Haply some hoary-headed swain may say:—
"Oft have we seen him at the peep of dawn
Brushing with hasty steps the dews away,
To meet the sun upon the upland lawn.
"There at the foot of yonder nodding beech
That wreathes its old fantastic roots so high,
His listless length at noontide would he stretch,
And pore upon the brook that babbles by.
"Hard by yon wood, now smiling as in scorn,
Muttering his wayward fancies, he would rove;
Now drooping, woeful-wan, like one forlorn,
Or crazed with care, or crossed in hopeless love.

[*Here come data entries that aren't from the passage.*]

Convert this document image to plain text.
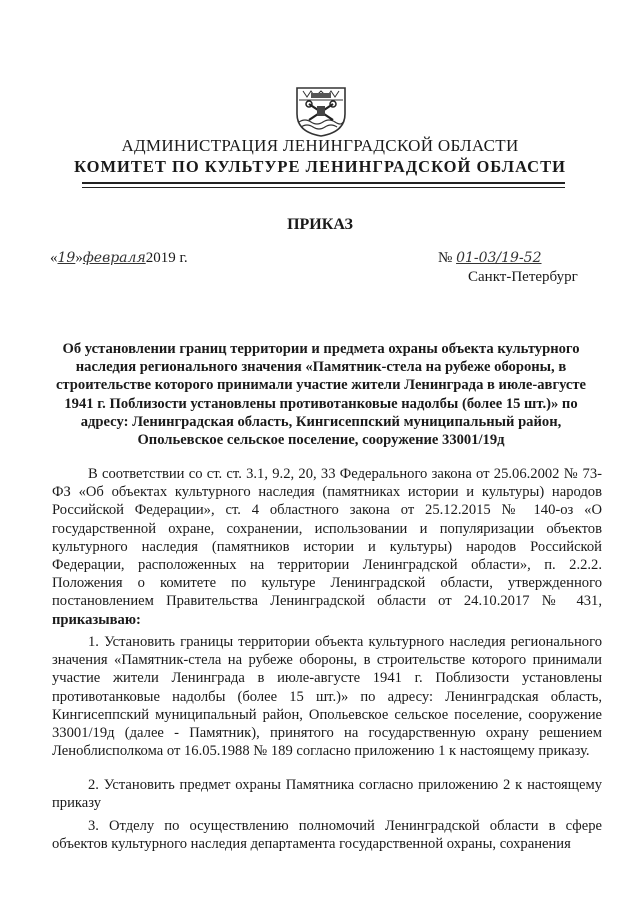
АДМИНИСТРАЦИЯ ЛЕНИНГРАДСКОЙ ОБЛАСТИ
КОМИТЕТ ПО КУЛЬТУРЕ ЛЕНИНГРАДСКОЙ ОБЛАСТИ
ПРИКАЗ
«19»февраля2019 г.	№ 01-03/19-52
Санкт-Петербург
Об установлении границ территории и предмета охраны объекта культурного наследия регионального значения «Памятник-стела на рубеже обороны, в строительстве которого принимали участие жители Ленинграда в июле-августе 1941 г. Поблизости установлены противотанковые надолбы (более 15 шт.)» по адресу: Ленинградская область, Кингисеппский муниципальный район, Опольевское сельское поселение, сооружение 33001/19д
В соответствии со ст. ст. 3.1, 9.2, 20, 33 Федерального закона от 25.06.2002 № 73-ФЗ «Об объектах культурного наследия (памятниках истории и культуры) народов Российской Федерации», ст. 4 областного закона от 25.12.2015 № 140-оз «О государственной охране, сохранении, использовании и популяризации объектов культурного наследия (памятников истории и культуры) народов Российской Федерации, расположенных на территории Ленинградской области», п. 2.2.2. Положения о комитете по культуре Ленинградской области, утвержденного постановлением Правительства Ленинградской области от 24.10.2017 № 431, приказываю:
1. Установить границы территории объекта культурного наследия регионального значения «Памятник-стела на рубеже обороны, в строительстве которого принимали участие жители Ленинграда в июле-августе 1941 г. Поблизости установлены противотанковые надолбы (более 15 шт.)» по адресу: Ленинградская область, Кингисеппский муниципальный район, Опольевское сельское поселение, сооружение 33001/19д (далее - Памятник), принятого на государственную охрану решением Леноблисполкома от 16.05.1988 № 189 согласно приложению 1 к настоящему приказу.
2. Установить предмет охраны Памятника согласно приложению 2 к настоящему приказу
3. Отделу по осуществлению полномочий Ленинградской области в сфере объектов культурного наследия департамента государственной охраны, сохранения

"One morn I missed him on the 'customed hill,
Along the heath, and near his favorite tree:
Another came; nor yet beside the rill,
Nor up the lawn, nor at the wood, was he:
"The next, with dirges due in sad array,
Slow through the church-way path we saw him borne;—
Approach and read (for thou canst read) the lay
Graved on the stone beneath yon aged thorn."
["There scattered oft, the earliest of the year,
By hands unseen, are showers of violets found;
The redbreast loves to build and warble there,
And little footsteps lightly print the ground.">[
The Epitaph
Here rests his head upon the lap of Earth,
A Youth to Fortune and to Fame unknown;
Fair Science frowned not on his humble birth,
And Melancholy marked him for her own.
Large was his bounty, and his soul sincere;
Heaven did a recompense as largely send:
He gave to Misery all he had,—a tear;
He gained from Heaven ('twas all he wished) a friend.
No farther seek his merits to disclose,
Or draw his frailties from their dread abode,
(There they alike in trembling hope repose,)—
The Bosom of his Father and his God.